FEATURE ANNOUNCEMENT: Two-Factor Authentication in RavenDB Studio (GUI)

[ppekrol]

Affected versions:
5.4.116+, 6.0.100+

Affected subsystems:
Security

Since all communication is protected via X.509 certificates and client application are passive, we offer you to enable Two-Factor on certificate basis.

Browsing our management UI can be even more safer, once you enable it.

How to start using Two-Factor Authentication

1. Go to 'Certificates' view in RavenDB Studio.
2. Create or Edit existing certificate. Click on 'Require two-factor authentication'.
3. Scan QR Code (authentication key)
4. Setup is completed!

Two-factor Login Screen

Once we detect that given certificate requires two-factor, user is presented with following screen:

User can enter session duration (for auto log-out) and scope of protection.

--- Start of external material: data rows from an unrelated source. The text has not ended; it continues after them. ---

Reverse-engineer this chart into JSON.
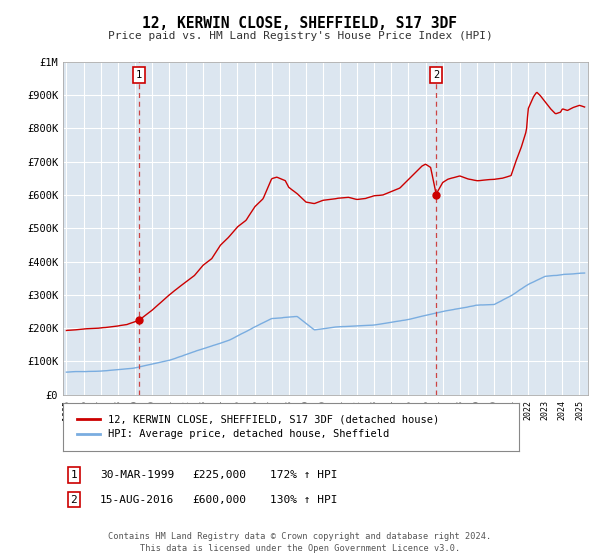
{
  "title": "12, KERWIN CLOSE, SHEFFIELD, S17 3DF",
  "subtitle": "Price paid vs. HM Land Registry's House Price Index (HPI)",
  "background_color": "#ffffff",
  "plot_bg_color": "#dce6f0",
  "grid_color": "#ffffff",
  "red_line_color": "#cc0000",
  "blue_line_color": "#7aade0",
  "point1_date_x": 1999.24,
  "point1_y": 225000,
  "point2_date_x": 2016.62,
  "point2_y": 600000,
  "xmin": 1994.8,
  "xmax": 2025.5,
  "ymin": 0,
  "ymax": 1000000,
  "yticks": [
    0,
    100000,
    200000,
    300000,
    400000,
    500000,
    600000,
    700000,
    800000,
    900000,
    1000000
  ],
  "ytick_labels": [
    "£0",
    "£100K",
    "£200K",
    "£300K",
    "£400K",
    "£500K",
    "£600K",
    "£700K",
    "£800K",
    "£900K",
    "£1M"
  ],
  "legend_label_red": "12, KERWIN CLOSE, SHEFFIELD, S17 3DF (detached house)",
  "legend_label_blue": "HPI: Average price, detached house, Sheffield",
  "note1_num": "1",
  "note1_date": "30-MAR-1999",
  "note1_price": "£225,000",
  "note1_hpi": "172% ↑ HPI",
  "note2_num": "2",
  "note2_date": "15-AUG-2016",
  "note2_price": "£600,000",
  "note2_hpi": "130% ↑ HPI",
  "footer": "Contains HM Land Registry data © Crown copyright and database right 2024.\nThis data is licensed under the Open Government Licence v3.0."
}
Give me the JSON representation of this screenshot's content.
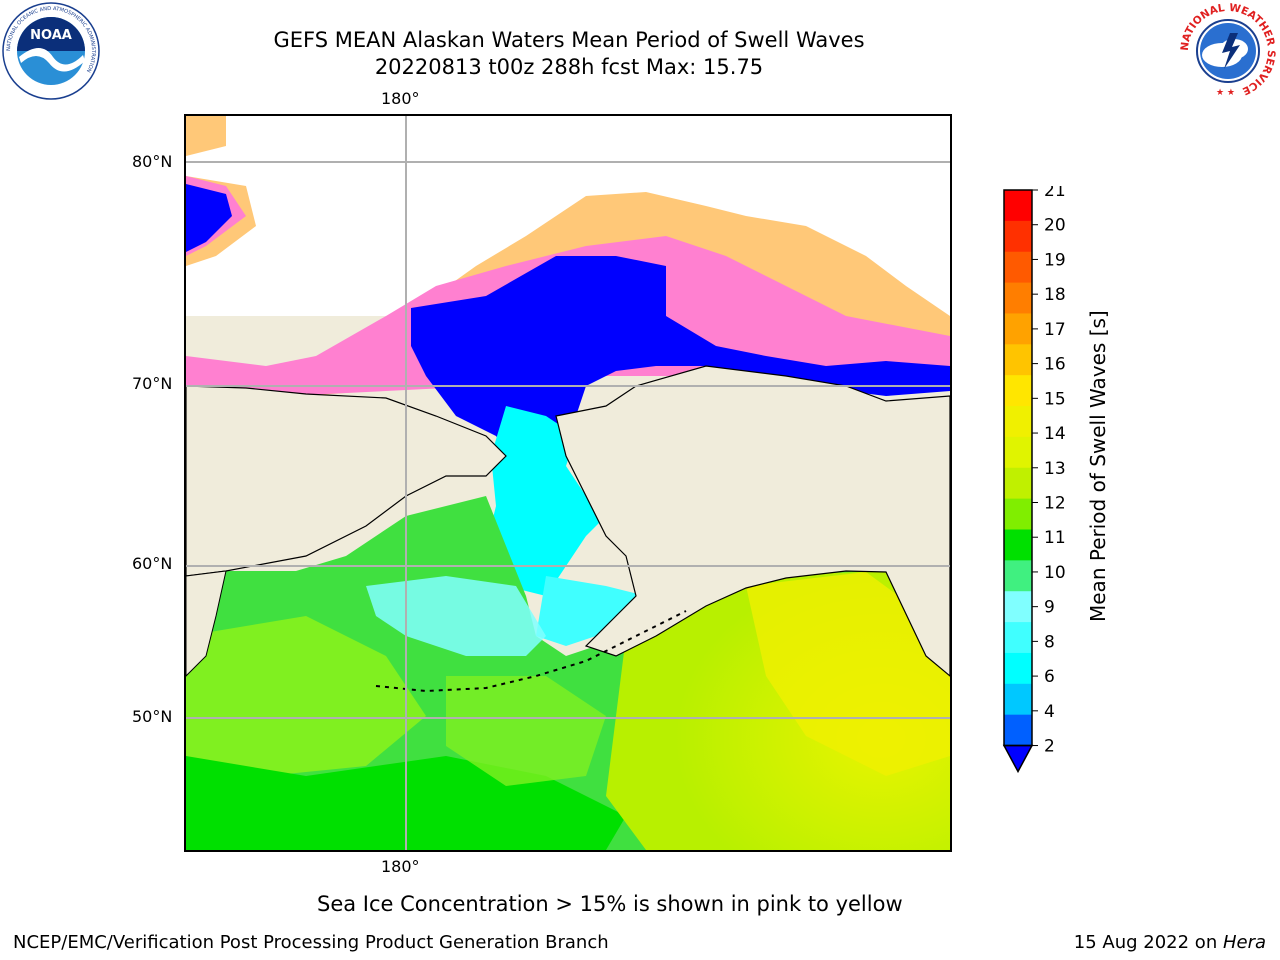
{
  "title": {
    "line1": "GEFS MEAN Alaskan Waters Mean Period of Swell Waves",
    "line2": "20220813 t00z 288h fcst   Max: 15.75"
  },
  "map": {
    "lat_labels": [
      "80°N",
      "70°N",
      "60°N",
      "50°N"
    ],
    "lon_label_top": "180°",
    "lon_label_bottom": "180°",
    "land_color": "#f0ecdb",
    "ice_colors": [
      "#ff00ff",
      "#ff80d0",
      "#ffb0b0",
      "#ffc878",
      "#ffe060"
    ],
    "ocean_colors": {
      "dark_green": "#00e000",
      "green": "#40e040",
      "light_green": "#80f020",
      "yellow_green": "#c0f000",
      "yellow": "#f0f000",
      "cyan": "#00ffff",
      "light_cyan": "#80ffff",
      "blue": "#0000ff",
      "mint": "#40f080"
    }
  },
  "colorbar": {
    "label": "Mean Period of Swell Waves [s]",
    "ticks": [
      "21",
      "20",
      "19",
      "18",
      "17",
      "16",
      "15",
      "14",
      "13",
      "12",
      "11",
      "10",
      "9",
      "8",
      "6",
      "4",
      "2"
    ],
    "colors": [
      "#ff0000",
      "#ff3000",
      "#ff5a00",
      "#ff7e00",
      "#ffa200",
      "#ffc400",
      "#ffe600",
      "#f0f000",
      "#e0f400",
      "#c0f000",
      "#80ee00",
      "#00e000",
      "#40f080",
      "#80ffff",
      "#40ffff",
      "#00ffff",
      "#00c8ff",
      "#0060ff"
    ],
    "extend_color": "#0000ff"
  },
  "caption": "Sea Ice Concentration > 15% is shown in pink to yellow",
  "footer": {
    "left": "NCEP/EMC/Verification Post Processing Product Generation Branch",
    "date": "15 Aug 2022 on ",
    "machine": "Hera"
  },
  "logos": {
    "noaa_text": "NOAA",
    "noaa_ring": "NATIONAL OCEANIC AND ATMOSPHERIC ADMINISTRATION",
    "nws_ring": "NATIONAL WEATHER SERVICE"
  }
}
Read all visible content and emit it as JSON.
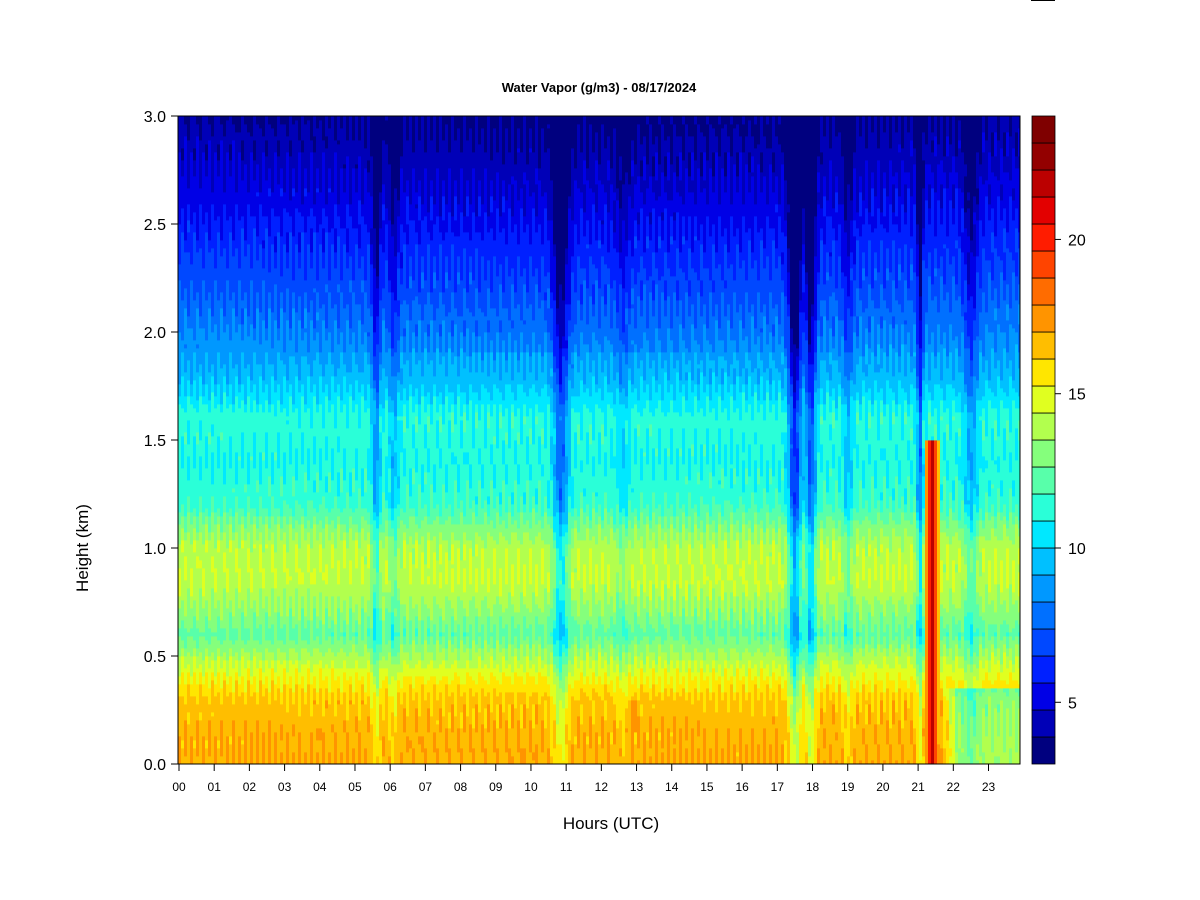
{
  "chart_data": {
    "type": "heatmap",
    "title": "Water Vapor (g/m3) - 08/17/2024",
    "xlabel": "Hours (UTC)",
    "ylabel": "Height (km)",
    "xlim": [
      0,
      24
    ],
    "ylim": [
      0.0,
      3.0
    ],
    "x_ticks": [
      "00",
      "01",
      "02",
      "03",
      "04",
      "05",
      "06",
      "07",
      "08",
      "09",
      "10",
      "11",
      "12",
      "13",
      "14",
      "15",
      "16",
      "17",
      "18",
      "19",
      "20",
      "21",
      "22",
      "23"
    ],
    "y_ticks": [
      "0.0",
      "0.5",
      "1.0",
      "1.5",
      "2.0",
      "2.5",
      "3.0"
    ],
    "colorbar": {
      "range": [
        3,
        24
      ],
      "ticks": [
        "5",
        "10",
        "15",
        "20"
      ],
      "tick_values": [
        5,
        10,
        15,
        20
      ],
      "colors": [
        "#00007f",
        "#0000b7",
        "#0000e6",
        "#0020ff",
        "#0048ff",
        "#0070ff",
        "#0098ff",
        "#00c0ff",
        "#00e8ff",
        "#2affd8",
        "#58ffaa",
        "#85ff7c",
        "#b2ff4e",
        "#e0ff20",
        "#ffe600",
        "#ffbe00",
        "#ff9400",
        "#ff6c00",
        "#ff4400",
        "#ff1c00",
        "#e30000",
        "#bb0000",
        "#930000",
        "#7f0000"
      ]
    },
    "height_profile": [
      {
        "height": 0.0,
        "value": 16.9
      },
      {
        "height": 0.15,
        "value": 16.8
      },
      {
        "height": 0.3,
        "value": 16.3
      },
      {
        "height": 0.4,
        "value": 15.2
      },
      {
        "height": 0.5,
        "value": 13.8
      },
      {
        "height": 0.6,
        "value": 12.3
      },
      {
        "height": 0.7,
        "value": 13.2
      },
      {
        "height": 0.85,
        "value": 14.3
      },
      {
        "height": 1.0,
        "value": 14.1
      },
      {
        "height": 1.1,
        "value": 13.0
      },
      {
        "height": 1.2,
        "value": 11.6
      },
      {
        "height": 1.4,
        "value": 11.0
      },
      {
        "height": 1.6,
        "value": 11.3
      },
      {
        "height": 1.8,
        "value": 9.4
      },
      {
        "height": 2.0,
        "value": 8.3
      },
      {
        "height": 2.2,
        "value": 7.3
      },
      {
        "height": 2.4,
        "value": 6.4
      },
      {
        "height": 2.6,
        "value": 5.4
      },
      {
        "height": 2.8,
        "value": 4.6
      },
      {
        "height": 3.0,
        "value": 3.9
      }
    ],
    "dry_intrusions": [
      {
        "hour": 5.6,
        "width": 0.12,
        "depth": 2.5
      },
      {
        "hour": 6.1,
        "width": 0.15,
        "depth": 1.5
      },
      {
        "hour": 10.85,
        "width": 0.22,
        "depth": 3.5
      },
      {
        "hour": 12.6,
        "width": 0.2,
        "depth": 1.0
      },
      {
        "hour": 17.5,
        "width": 0.18,
        "depth": 5.0
      },
      {
        "hour": 17.95,
        "width": 0.15,
        "depth": 4.0
      },
      {
        "hour": 19.0,
        "width": 0.15,
        "depth": 1.5
      },
      {
        "hour": 21.05,
        "width": 0.08,
        "depth": 3.5
      },
      {
        "hour": 22.5,
        "width": 0.2,
        "depth": 2.0
      }
    ],
    "moist_features": [
      {
        "hour": 21.4,
        "height_from": 0.0,
        "height_to": 1.5,
        "value": 22.5
      },
      {
        "hour": 12.9,
        "height_from": 0.15,
        "height_to": 0.3,
        "value": 18.0
      },
      {
        "hour": 4.0,
        "height_from": 0.12,
        "height_to": 0.16,
        "value": 17.8
      }
    ]
  }
}
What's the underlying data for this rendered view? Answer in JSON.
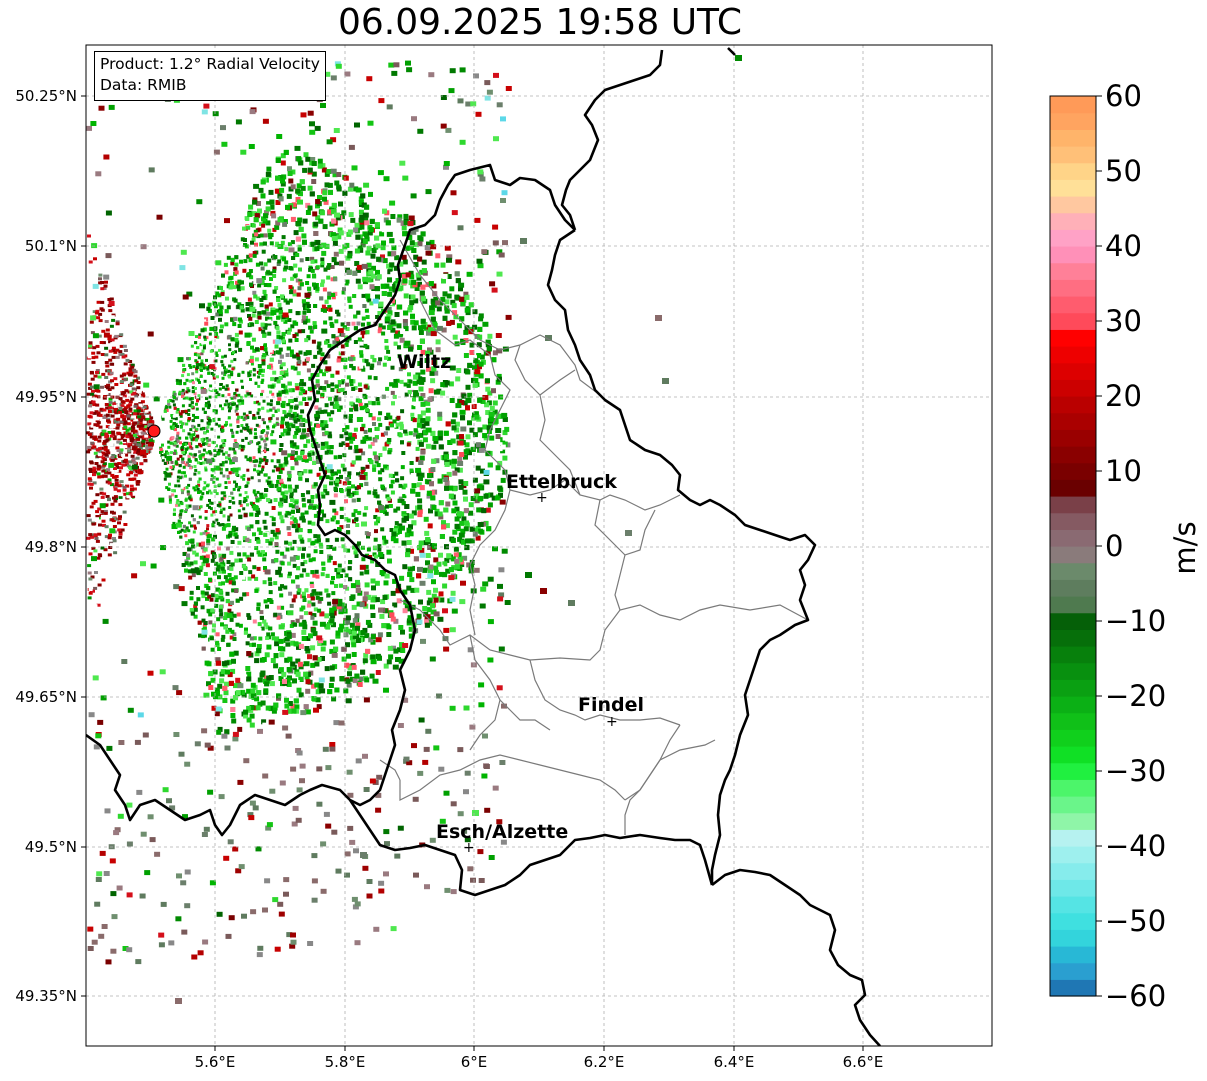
{
  "title": "06.09.2025 19:58 UTC",
  "info": {
    "product_line": "Product: 1.2° Radial Velocity",
    "data_line": "Data: RMIB"
  },
  "axes": {
    "lon_ticks": [
      "5.6°E",
      "5.8°E",
      "6°E",
      "6.2°E",
      "6.4°E",
      "6.6°E"
    ],
    "lat_ticks": [
      "50.25°N",
      "50.1°N",
      "49.95°N",
      "49.8°N",
      "49.65°N",
      "49.5°N",
      "49.35°N"
    ],
    "lon_range": [
      5.4,
      6.8
    ],
    "lat_range": [
      49.3,
      50.3
    ],
    "grid": true
  },
  "cities": [
    {
      "name": "Wiltz",
      "lon": 5.93,
      "lat": 49.966,
      "marker": false
    },
    {
      "name": "Ettelbruck",
      "lon": 6.1,
      "lat": 49.85,
      "marker": true
    },
    {
      "name": "Findel",
      "lon": 6.21,
      "lat": 49.627,
      "marker": true
    },
    {
      "name": "Esch/Alzette",
      "lon": 5.99,
      "lat": 49.5,
      "marker": true
    }
  ],
  "radar_site": {
    "lon": 5.506,
    "lat": 49.914,
    "color": "#ff1a1a"
  },
  "colorbar": {
    "label": "m/s",
    "ticks": [
      "60",
      "50",
      "40",
      "30",
      "20",
      "10",
      "0",
      "−10",
      "−20",
      "−30",
      "−40",
      "−50",
      "−60"
    ],
    "min": -60,
    "max": 60,
    "colors": [
      "#1f77b4",
      "#2a9fd0",
      "#28b8d6",
      "#33d4dc",
      "#3fe0e0",
      "#55e4e4",
      "#6ee8e8",
      "#86ecec",
      "#9ef0ee",
      "#b6f2f0",
      "#8ff5a8",
      "#6af58a",
      "#4cf56a",
      "#20f040",
      "#10e025",
      "#10d01c",
      "#10c018",
      "#0bb015",
      "#0aa012",
      "#08900f",
      "#07800c",
      "#066f0a",
      "#056008",
      "#4f7a4f",
      "#5e7d5e",
      "#6b8a6b",
      "#8a7b7b",
      "#8a6a72",
      "#855a62",
      "#7a4048",
      "#6a0000",
      "#7a0000",
      "#8a0000",
      "#9a0000",
      "#aa0000",
      "#ba0000",
      "#cc0000",
      "#dd0000",
      "#ee0000",
      "#ff0000",
      "#ff4a5a",
      "#ff5c6e",
      "#ff6e82",
      "#ff8098",
      "#ff90b8",
      "#ffa2c6",
      "#ffb0b8",
      "#ffc8a0",
      "#ffe098",
      "#ffd488",
      "#ffc078",
      "#ffb46a",
      "#ffa460",
      "#ff9a58"
    ],
    "legend_placement": "right"
  },
  "velocity_field": {
    "description_tokens": [
      "gray",
      "green",
      "red"
    ],
    "palette": {
      "red": [
        "#8a0000",
        "#9e0000",
        "#b40000",
        "#c80000",
        "#7a0000",
        "#d40f1a"
      ],
      "green": [
        "#007800",
        "#008a00",
        "#00a000",
        "#00b400",
        "#13c413",
        "#2ed82e",
        "#4fe84f",
        "#006400"
      ],
      "gray": [
        "#6b7f6b",
        "#5f7b5f",
        "#8a6b6b",
        "#7a5a5a",
        "#888888",
        "#6f8f6f",
        "#9a7a80"
      ],
      "pink": [
        "#ff5c6e",
        "#ff8098",
        "#ff4a5a"
      ],
      "cyan": [
        "#7fe4e4",
        "#5cd8e8"
      ],
      "orange": [
        "#ffc070"
      ]
    }
  }
}
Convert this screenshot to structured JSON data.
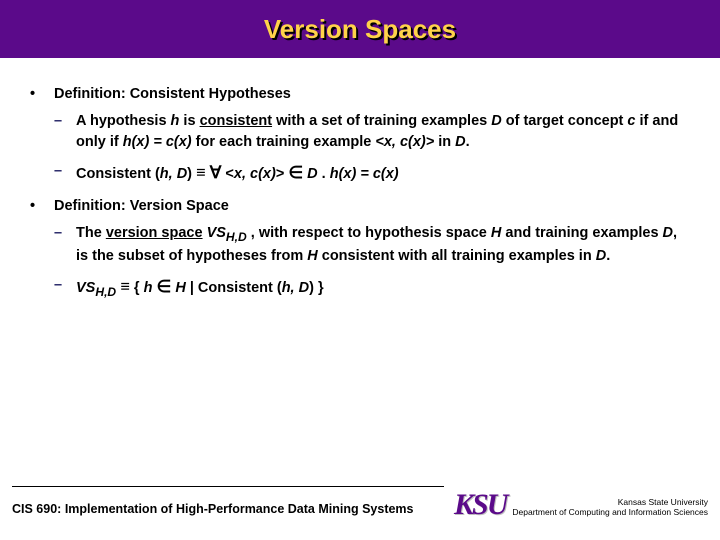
{
  "colors": {
    "title_bg": "#5b0a8a",
    "title_text": "#ffd24a",
    "body_text": "#000000",
    "dash_color": "#2a2a6a",
    "logo_color": "#5b0a8a"
  },
  "title": "Version Spaces",
  "bullets": [
    {
      "heading": "Definition: Consistent Hypotheses",
      "subs": [
        {
          "html": "A hypothesis <em>h</em> is <span class='underline'>consistent</span> with a set of training examples <em>D</em> of target concept <em>c</em> if and only if <em>h(x) = c(x)</em> for each training example <em>&lt;x, c(x)&gt;</em> in <em>D</em>."
        },
        {
          "html": "Consistent (<em>h, D</em>) <span class='sym'>≡</span> <span class='sym'>∀</span> &lt;<em>x, c(x)</em>&gt; <span class='sym'>∈</span> <em>D</em> . <em>h(x) = c(x)</em>"
        }
      ]
    },
    {
      "heading": "Definition: Version Space",
      "subs": [
        {
          "html": "The <span class='underline'>version space</span> <em>VS<sub>H,D</sub></em> , with respect to hypothesis space <em>H</em> and training examples <em>D</em>, is the subset of hypotheses from <em>H</em> consistent with all training examples in <em>D</em>."
        },
        {
          "html": "<em>VS<sub>H,D</sub></em> <span class='sym'>≡</span> { <em>h</em> <span class='sym'>∈</span> <em>H</em> | Consistent (<em>h, D</em>) }"
        }
      ]
    }
  ],
  "footer": {
    "course": "CIS 690:",
    "course_title": "Implementation of High-Performance Data Mining Systems",
    "logo": "KSU",
    "univ_line1": "Kansas State University",
    "univ_line2": "Department of Computing and Information Sciences"
  }
}
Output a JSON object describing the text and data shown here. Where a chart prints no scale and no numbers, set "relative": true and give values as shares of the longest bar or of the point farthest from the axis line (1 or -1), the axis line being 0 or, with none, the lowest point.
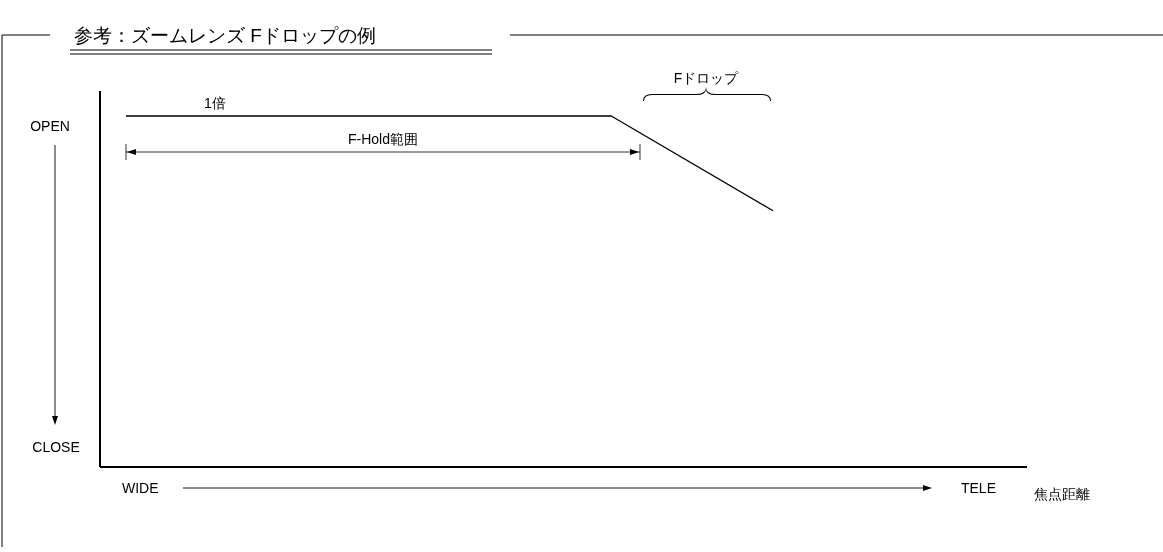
{
  "chart_data": {
    "type": "line",
    "title": "参考：ズームレンズ Fドロップの例",
    "relative": true,
    "categories": [
      null,
      null,
      null,
      null,
      null
    ],
    "series": [
      {
        "color": "#000000",
        "values": [
          1,
          1,
          1,
          1,
          0.73
        ]
      }
    ],
    "annotations": [
      "1倍",
      "F-Hold範囲",
      "Fドロップ",
      "OPEN",
      "CLOSE",
      "WIDE",
      "TELE",
      "焦点距離"
    ]
  }
}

• Trust only this browser - choose this option for maximum security - only this browser can access server using this certificate.
• Trust all clients - This is convenience option, which allows access not only from this browser. It might be useful during debugging, etc. Once you establish Two-Factor session you can use same certificate to connect to RavenDB using curl, or your favorite RavenDB client. Server won't ask for security code during session duration.

New configuration options:

• Security.TwoFactor.DefaultSessionDurationInMin - default session duration (in minutes)
• Security.TwoFactor.MaxSessionDurationInMin- maximum session duration (in minutes)

Let us know what do you think about this new feature in the comments. Stay safe and enjoy.